As processed pea-based beverages go, Sproud actually tastes pretty good. It’s cold, vaguely milky and will definitely float your Count Chocula nuggets. It also comes in a TetraPak and will last on the shelf of your pantry or emergency bunker for a year.

However, Sproud didn’t solve all my breakfast angst. It costs $4.49 for a litre, which is more than three times as expensive per litre as 2% milk in a four-litre jug. It’s even twice as expensive as 2% milk in a one-litre carton. Saving the planet from milk emissions is challenging if you’re on a budget.

Furthermore, even though the peas in Sproud don’t emit much carbon as they are grown and harvested, the product’s carbon footprint isn’t quite as low as you might think. In Canadian Sproud the peas are extensively processed in a facility in Toronto, Ontario, which requires some possibly fossil-generated energy. Although its low-carbon peas are highlighted on the package, pea protein is only 2.5 percent of the product. Other than water, the top ingredient is actually canola oil. You need to look up the carbon intensity of that product. Ditto for the calcium carbonate.

Then your processed pea protein, nestled in its pool of delicious canola oil and calcium carbonate, needs to be trucked to the Yukon.

That’s a 5,373-kilometre road trip for my Sproud.

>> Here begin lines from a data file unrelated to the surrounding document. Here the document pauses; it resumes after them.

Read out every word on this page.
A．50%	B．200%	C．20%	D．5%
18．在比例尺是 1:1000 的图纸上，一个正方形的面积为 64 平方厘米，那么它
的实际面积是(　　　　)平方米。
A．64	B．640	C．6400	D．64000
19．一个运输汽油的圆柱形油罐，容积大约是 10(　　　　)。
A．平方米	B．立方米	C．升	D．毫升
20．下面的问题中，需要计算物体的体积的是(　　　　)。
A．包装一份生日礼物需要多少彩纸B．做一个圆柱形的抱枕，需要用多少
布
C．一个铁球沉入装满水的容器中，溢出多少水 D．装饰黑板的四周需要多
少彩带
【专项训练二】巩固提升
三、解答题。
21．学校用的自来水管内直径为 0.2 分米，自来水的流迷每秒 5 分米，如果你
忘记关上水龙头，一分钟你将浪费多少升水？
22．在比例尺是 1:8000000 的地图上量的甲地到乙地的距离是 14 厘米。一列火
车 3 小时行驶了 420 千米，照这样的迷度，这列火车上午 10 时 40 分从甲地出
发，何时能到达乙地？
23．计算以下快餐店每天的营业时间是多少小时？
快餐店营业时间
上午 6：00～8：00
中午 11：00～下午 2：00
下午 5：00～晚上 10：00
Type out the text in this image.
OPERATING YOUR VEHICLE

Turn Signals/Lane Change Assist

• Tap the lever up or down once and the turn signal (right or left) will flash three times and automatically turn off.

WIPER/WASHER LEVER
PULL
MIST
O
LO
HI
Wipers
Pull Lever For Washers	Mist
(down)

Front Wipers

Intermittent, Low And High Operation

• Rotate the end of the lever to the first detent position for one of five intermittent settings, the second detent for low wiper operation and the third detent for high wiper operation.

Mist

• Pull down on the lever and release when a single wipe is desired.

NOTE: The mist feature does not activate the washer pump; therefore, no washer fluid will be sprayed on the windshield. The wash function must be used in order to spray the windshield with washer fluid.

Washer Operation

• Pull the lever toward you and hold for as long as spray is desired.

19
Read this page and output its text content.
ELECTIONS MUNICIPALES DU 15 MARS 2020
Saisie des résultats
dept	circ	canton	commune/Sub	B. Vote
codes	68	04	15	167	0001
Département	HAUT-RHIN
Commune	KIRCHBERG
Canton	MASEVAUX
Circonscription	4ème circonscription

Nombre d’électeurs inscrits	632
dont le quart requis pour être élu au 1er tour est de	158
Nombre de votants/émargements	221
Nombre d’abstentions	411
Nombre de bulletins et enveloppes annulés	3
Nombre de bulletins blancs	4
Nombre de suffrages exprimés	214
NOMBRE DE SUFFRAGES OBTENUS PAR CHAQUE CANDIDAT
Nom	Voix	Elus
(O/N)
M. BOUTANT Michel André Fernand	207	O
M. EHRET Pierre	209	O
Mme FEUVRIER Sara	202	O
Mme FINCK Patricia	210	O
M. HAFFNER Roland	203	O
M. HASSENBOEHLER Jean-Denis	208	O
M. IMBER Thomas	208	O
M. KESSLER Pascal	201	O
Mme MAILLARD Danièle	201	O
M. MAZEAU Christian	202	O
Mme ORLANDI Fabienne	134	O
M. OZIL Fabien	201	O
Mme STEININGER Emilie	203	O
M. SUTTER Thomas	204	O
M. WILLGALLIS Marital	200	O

If a standard 18-wheeler emits 112 grams of carbon-dioxide equivalent for each tonne it transports one kilometre, that works out to 602 grams of carbon dioxide.

Meanwhile, the carton of 2% milk from my store in Whitehorse doesn’t say where it is from. Let’s assume it’s not from Xinjiang or Ontario, but from a farm a mere 1,404 kilometres away in Dawson Creek. That works out to 157 grams of carbon dioxide. This saving of 445 grams of carbon dioxide from long-distance transport is large relative to the 1.7 kilos of emissions I estimated for a litre of the milk itself.

Then you still have to debate other issues. Do you prefer your breakfast dollars to support a farm in Dawson Creek, or an innovative Swedish pea-protein company? Do you approve of Sproud’s canola oil, which is not from genetically modified canola plants, or do you like genetically modified canola since it is more resistant to pests and (some analysts say) requires less farmland per tonne of production?

Breakfast is not a long enough meal for most people to work through these calculations. On balance, irrigating your cereal with canola oil and pea protein from Toronto, Ontario probably is substantially less carbon intensive than milk. Your choice of food is more important than how far it comes from. But it’s next to impossible to know for sure.

It would be helpful if companies put labels with their carbon intensity on their packages, but we will have some time to wait for that to become widespread.

In the meantime, if you really want to cut your carbon emissions you may have to take more drastic action. Like having oatmeal made with Yukon hot water, with a bowl of peas for protein on the side.

Keith Halliday is a Yukon economist, author of the Aurore of the Yukon youth adventure novels and co-host of the Klondike Gold Rush History podcast. He is a Ma Murray award-winner for best columnist.